If the average American's physical condition is poor, the average person must rebuild their strength, stamina, balance and coordination, flexibility, and physical vigor. To accomplish greater physical fitness, even to improve the average person's ability to negotiate activities of daily living, people must be taught or trained, in a functional and transparent way, to learn how to properly use their body during movement to achieve acceptable physical fitness. Personal trainers assess current abilities, weaknesses, and limitations of an individual client giving them a detailed view of necessary exercises to prescribe and teach. More focus is now given to individual needs, muscular imbalances, health risk factors, and the lifestyle of personal training clients. As a result exercise specificity in practice is growing out of pure need. Terms like "functional training" are used when describing exercise movements prescribed for athletes repeated for athletic performance, however, most of the population benefits from functional training using exercise equipment and products suited for fitness training with average people.
What is the best exercise equipment that is most functional for personal training?
If a clients needs to work on balance and coordination or simple "core strength" necessary for walking and most activities of daily living, then training products like foam rollers, stability balls, rubber resistance bands, kettlebells, or even a "bosu" might prove to be valuable training accessories when used responsibly and commensurate to individual client needs and goals. Stretching aides or "straps" are used to help people stretch muscles in the most comfortable way. Wobble boards, pvc air filled disc's, adjustable balance platforms, and suspended training rings or ropes with handles help people perform exercises that specifically challenge core muscular stability and overall muscular strength. While, plyometric exercises performed on boxes of variable sizes, speed chutes, hurdles, cones, battle ropes, dumbbells, and the essential olympic bar with free weight plates serve as tools used to help people become stronger, faster, more agile, and better conditioned for advanced physical conditioning or competitive athletics.

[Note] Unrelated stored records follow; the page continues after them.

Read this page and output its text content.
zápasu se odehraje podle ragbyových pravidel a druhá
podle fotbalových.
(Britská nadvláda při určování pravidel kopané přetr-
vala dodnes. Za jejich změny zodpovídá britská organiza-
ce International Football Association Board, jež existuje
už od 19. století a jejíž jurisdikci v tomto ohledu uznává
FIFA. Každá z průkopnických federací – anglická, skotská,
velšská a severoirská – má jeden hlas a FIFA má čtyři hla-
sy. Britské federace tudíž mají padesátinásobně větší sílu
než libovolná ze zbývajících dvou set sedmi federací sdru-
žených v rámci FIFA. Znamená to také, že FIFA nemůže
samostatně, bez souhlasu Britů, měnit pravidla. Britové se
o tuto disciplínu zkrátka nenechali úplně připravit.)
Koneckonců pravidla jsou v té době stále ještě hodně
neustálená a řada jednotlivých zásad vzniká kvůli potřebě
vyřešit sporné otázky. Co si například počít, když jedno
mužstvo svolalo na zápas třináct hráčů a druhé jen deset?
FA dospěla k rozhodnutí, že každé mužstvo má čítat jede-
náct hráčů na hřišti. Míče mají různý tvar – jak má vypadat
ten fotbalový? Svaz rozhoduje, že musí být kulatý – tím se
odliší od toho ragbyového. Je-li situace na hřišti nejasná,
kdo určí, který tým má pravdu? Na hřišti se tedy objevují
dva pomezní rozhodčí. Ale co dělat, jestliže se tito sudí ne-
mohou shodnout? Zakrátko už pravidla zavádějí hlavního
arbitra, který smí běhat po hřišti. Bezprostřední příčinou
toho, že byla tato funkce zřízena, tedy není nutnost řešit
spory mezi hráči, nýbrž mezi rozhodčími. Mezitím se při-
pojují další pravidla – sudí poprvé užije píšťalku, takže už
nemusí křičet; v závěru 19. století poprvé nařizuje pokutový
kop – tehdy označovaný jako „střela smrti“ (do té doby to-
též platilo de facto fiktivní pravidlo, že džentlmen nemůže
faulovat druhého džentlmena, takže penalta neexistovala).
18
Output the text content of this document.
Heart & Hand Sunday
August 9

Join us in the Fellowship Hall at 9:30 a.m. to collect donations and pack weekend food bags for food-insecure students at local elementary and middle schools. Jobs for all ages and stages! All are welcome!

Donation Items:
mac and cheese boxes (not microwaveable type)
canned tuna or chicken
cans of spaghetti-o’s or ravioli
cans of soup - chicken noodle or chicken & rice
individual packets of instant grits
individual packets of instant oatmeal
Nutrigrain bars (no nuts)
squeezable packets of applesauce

Our goal is to answer your questions about exercise equipment and training products used in personal training. With our help you can become comfortable and knowledgeable in the best use of training equipment and exercise products for aquatics exercise, balance and stability exercise, cardio endurance training, strength training, flexibility exercise, functional training, and athletic conditioning. Always remember, the best kind of exercise equipment is specifically suited to an individual based on their needs, limitations, goals, and expectations. Now go do some good!